After every recession, central banks keep rates too low for too long, even in growth periods, because policymakers’ fear asset price corrections, and this leads to complacency and the creation of bubbles everywhere. Once policymakers decide to raise rates, they often cause a recession, because the amount of risk taken by even the most conservative investor or household is simply too high. By the time central banks decide to finally raise rates, the bubbles are already more than a market headline; they’re a dangerous and widespread accumulation of risk that negatively affects millions of unsuspecting citizens.
The boom-and-bust cycle is now more severe and frequent, as we have seen since the late seventies. That’s why central banks never truly normalize policy, and rates remain in negative territory in real terms. And investors know it. That’s why there’s a perverse incentive for households, businesses, and investors to buy any correction.
The fear of interest rate hikes allows us to analyze what has happened in other similar periods.
Between 1993 and 2000, the Fed also raised rates by 325 basis points and the U.S. stock market shot up 225 percent. In that period, we saw the tech bubble burst and the early 2000s recession.
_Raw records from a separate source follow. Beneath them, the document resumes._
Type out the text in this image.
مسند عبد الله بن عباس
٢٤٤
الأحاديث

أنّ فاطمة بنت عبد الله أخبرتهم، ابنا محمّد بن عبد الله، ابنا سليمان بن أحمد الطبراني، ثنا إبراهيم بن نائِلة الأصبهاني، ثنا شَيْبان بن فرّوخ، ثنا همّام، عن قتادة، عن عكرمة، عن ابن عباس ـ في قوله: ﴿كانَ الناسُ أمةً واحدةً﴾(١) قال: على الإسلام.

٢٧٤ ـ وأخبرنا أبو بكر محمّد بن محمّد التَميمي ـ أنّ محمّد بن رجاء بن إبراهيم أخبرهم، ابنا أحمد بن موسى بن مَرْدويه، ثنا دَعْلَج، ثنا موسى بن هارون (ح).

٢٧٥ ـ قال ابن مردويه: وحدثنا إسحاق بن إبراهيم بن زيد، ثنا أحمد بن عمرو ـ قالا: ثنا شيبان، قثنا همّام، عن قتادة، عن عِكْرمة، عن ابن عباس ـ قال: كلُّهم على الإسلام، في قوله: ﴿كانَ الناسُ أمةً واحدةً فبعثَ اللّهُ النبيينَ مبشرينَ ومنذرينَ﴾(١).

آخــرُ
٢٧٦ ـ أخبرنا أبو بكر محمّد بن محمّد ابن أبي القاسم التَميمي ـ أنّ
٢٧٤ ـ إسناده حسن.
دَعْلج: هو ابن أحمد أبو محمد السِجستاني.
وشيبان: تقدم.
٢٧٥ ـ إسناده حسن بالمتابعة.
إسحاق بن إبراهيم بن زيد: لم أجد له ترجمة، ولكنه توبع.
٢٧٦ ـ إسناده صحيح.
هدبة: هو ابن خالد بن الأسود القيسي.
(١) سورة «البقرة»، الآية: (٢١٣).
In the 2003 to 2007 period, the Fed raised rates by 375 basis points and the market rose 30 percent. It brought the great financial crisis and the housing bubble burst.
Between 2015 and 2020, rates rose 200 basis points and the U.S. index advanced 65 percent. In that period, in 2018, we saw the Fed change its rate-hike course rapidly after a market correction.
Will the Federal Reserve change its rate-hike plan this time? History shows us that central banks care much more about risky assets—stocks and bonds—than they say, and certainly a lot more than they do about inflation.
It’s true that inflation was not 7 percent then, and the Federal Reserve may probably be more tolerant of a market correction than when the U.S. Consumer Price Index was at 3 percent, but we can’t forget that history shows us that central banks always maintain looser conditions than it seems from their messages and headlines.
The evidence of the U.S. economic slowdown is everywhere: retail sales, job creation, stagnant labor force participation, declining real wages, and slowing capital expenditure. To all this we must add the continued rise in energy commodities due to the Ukraine tensions.
The Federal Reserve is aware of the “bubble of everything” created in recent years and the elevated levels of debt throughout the economy. Unfortunately, the Fed has already left rates low, and asset purchases high, for too long to prevent an inevitable negative economic effect. Even worse, the solution will likely be to repeat the same policies that created the conditions for excess.